The appeal centres on whether the Court of Appeal (COA) was correct in identifying a new constitutional right for home-schooled students to have their interests taken reasonably into account when the State is formulating educational policy.
The appeal arises from two cases, one by Elijah Burke, an 18-year-old student from Co Mayo, who was home-schooled by his mother Martina, a registered teacher. She was deemed to have a conflict of interest when it came to providing the teacher-estimated marks on which the calculated grades process is based.
The second case is by Naomi Power, Station Road, Fiddown, Co Kilkenny, who was home-schooled mainly by her mother, with the assistance of her father and private tutors, none of whom are registered teachers.
Credible
She was told it was not possible to give her a calculated grade in the subjects she had studied due to the absence of “satisfactory, credible evidence from an appropriate source”.

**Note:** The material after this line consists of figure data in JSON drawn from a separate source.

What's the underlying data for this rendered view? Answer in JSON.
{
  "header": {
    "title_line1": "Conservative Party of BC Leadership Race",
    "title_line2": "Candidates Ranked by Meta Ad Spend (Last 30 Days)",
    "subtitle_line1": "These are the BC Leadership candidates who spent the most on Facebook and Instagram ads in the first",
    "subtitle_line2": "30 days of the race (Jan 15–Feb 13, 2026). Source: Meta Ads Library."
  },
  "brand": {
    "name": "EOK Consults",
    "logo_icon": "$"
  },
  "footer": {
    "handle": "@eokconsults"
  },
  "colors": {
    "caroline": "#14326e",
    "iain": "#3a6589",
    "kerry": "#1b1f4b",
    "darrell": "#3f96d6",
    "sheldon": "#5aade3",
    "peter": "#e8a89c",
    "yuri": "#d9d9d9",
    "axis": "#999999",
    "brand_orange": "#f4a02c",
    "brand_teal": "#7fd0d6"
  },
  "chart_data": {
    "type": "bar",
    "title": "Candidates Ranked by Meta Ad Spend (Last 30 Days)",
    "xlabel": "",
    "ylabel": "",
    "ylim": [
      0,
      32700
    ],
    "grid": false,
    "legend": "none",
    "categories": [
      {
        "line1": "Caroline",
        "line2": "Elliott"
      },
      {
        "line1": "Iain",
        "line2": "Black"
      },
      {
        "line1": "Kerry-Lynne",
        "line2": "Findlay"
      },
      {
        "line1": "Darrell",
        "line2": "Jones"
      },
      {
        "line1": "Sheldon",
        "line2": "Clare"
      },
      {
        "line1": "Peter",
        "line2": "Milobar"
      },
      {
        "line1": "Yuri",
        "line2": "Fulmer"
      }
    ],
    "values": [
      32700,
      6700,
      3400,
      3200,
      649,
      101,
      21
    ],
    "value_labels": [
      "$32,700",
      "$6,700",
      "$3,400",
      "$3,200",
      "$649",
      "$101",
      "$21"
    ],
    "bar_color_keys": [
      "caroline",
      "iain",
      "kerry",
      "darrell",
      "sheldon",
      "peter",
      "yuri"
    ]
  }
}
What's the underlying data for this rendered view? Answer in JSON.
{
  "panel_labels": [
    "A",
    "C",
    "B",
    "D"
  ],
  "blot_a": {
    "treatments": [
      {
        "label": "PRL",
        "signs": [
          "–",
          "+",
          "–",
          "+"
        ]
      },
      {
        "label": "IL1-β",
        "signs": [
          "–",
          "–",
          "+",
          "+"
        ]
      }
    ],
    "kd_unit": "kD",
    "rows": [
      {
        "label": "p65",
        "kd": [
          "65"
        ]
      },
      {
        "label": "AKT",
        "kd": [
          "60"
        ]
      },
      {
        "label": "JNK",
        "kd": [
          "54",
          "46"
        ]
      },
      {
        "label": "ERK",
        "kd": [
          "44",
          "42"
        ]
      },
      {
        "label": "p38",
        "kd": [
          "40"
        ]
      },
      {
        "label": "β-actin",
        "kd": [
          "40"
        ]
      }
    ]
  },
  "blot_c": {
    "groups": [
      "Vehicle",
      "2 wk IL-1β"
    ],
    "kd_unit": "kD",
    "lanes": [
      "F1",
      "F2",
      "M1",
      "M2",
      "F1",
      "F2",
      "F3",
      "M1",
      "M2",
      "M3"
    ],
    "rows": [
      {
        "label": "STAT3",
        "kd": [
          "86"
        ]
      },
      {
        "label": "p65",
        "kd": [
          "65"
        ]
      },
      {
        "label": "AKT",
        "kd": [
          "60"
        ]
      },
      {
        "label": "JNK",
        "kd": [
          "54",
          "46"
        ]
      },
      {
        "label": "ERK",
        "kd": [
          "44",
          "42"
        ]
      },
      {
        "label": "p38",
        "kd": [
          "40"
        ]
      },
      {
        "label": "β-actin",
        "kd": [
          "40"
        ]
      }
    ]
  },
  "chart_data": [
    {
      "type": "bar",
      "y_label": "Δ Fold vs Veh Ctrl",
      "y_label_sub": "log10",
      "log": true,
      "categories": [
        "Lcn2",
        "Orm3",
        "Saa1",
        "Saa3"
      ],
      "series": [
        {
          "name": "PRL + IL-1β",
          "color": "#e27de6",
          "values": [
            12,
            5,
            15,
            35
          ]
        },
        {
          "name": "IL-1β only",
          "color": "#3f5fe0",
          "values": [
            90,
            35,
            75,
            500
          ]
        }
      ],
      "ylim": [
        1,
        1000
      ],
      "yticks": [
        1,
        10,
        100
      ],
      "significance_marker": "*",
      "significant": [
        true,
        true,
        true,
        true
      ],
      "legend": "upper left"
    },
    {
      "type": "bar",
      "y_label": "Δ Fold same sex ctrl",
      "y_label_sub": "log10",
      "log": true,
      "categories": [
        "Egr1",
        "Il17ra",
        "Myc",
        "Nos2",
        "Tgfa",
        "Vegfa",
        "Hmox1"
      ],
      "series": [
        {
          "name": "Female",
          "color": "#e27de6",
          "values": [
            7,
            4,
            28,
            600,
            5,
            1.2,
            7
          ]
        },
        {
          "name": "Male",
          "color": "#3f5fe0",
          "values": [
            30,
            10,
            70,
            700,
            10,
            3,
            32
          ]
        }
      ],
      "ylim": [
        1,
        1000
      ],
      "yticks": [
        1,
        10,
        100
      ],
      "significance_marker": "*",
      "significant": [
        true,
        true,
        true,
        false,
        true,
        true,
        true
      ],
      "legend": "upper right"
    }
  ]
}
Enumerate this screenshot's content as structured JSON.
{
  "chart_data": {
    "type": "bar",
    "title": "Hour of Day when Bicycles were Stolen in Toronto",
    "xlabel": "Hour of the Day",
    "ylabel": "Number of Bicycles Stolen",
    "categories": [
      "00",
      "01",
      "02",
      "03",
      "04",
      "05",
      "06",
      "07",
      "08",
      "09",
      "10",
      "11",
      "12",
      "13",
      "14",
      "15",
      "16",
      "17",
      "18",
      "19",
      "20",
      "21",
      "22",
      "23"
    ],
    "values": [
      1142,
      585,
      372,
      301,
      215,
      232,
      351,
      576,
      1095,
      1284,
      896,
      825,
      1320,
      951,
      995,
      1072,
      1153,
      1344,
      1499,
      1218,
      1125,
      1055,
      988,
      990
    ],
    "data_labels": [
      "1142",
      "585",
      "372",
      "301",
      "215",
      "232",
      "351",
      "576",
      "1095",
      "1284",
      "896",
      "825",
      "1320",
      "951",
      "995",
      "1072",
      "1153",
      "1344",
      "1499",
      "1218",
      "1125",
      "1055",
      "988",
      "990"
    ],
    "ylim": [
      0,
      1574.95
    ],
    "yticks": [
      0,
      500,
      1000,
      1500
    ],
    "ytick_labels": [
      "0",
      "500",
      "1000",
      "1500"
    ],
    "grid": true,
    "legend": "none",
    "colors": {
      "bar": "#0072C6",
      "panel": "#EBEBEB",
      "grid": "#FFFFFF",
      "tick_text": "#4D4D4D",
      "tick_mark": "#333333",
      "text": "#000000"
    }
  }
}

Ms Power was not named previously because she was a minor aged 17 when her case was initiated. She is now aged 18 and the Supreme Court was told on Wednesday, via her solicitor Anthony Collier, there is no objection to her being identified.
After the High Court found in favour of the students, they were both awarded calculated grades.
A core issue in the Minister’s appeal is whether the Calculated Grades Scheme (CGS) was an exercise of the executive power of the State under Article 28.2 of the Constitution.
The State maintains it was an exercise of executive power but Mr O’Higgins argued on Wednesday that the Government’s decision on the CGS of May 8th, 2020 did not change the nature of the scheme to the extent it became an executive function of the State.
Counsel also argued the State’s duty under Article 42.2 of the Constitution to respect parental choice in education involves much more than simply not taking away the right to home educate.
His clients insist on their right to be judged by the same objective standards as the children of parents who had made different choices concerning their children’s education, counsel said.
They were not seeking “complete isolation” and welcomed and subscribed to any reasonable measure to allow the product of their home education to be measured in a way that allows them to be considered for third level or employment, he said.
They had a legally enforceable right to sit the Leaving Cert on the same terms as other students but, when the 2020 written exam was deferred and the CGS was introduced, they were among a very small group of students deprived of their right to compete alongside school-based students for a college place that year, he argued.
In closing arguments, Eileen Barrington SC, with Brian Kennedy SC, said the Constitution requires the State to protect and not destroy the possibility of home-schooling but there is no concomitant duty on the State to “actively assist” it.
The Minster’s concern about the COA judgment is not so much about accredited grades but about the implications for educational policy making, she said.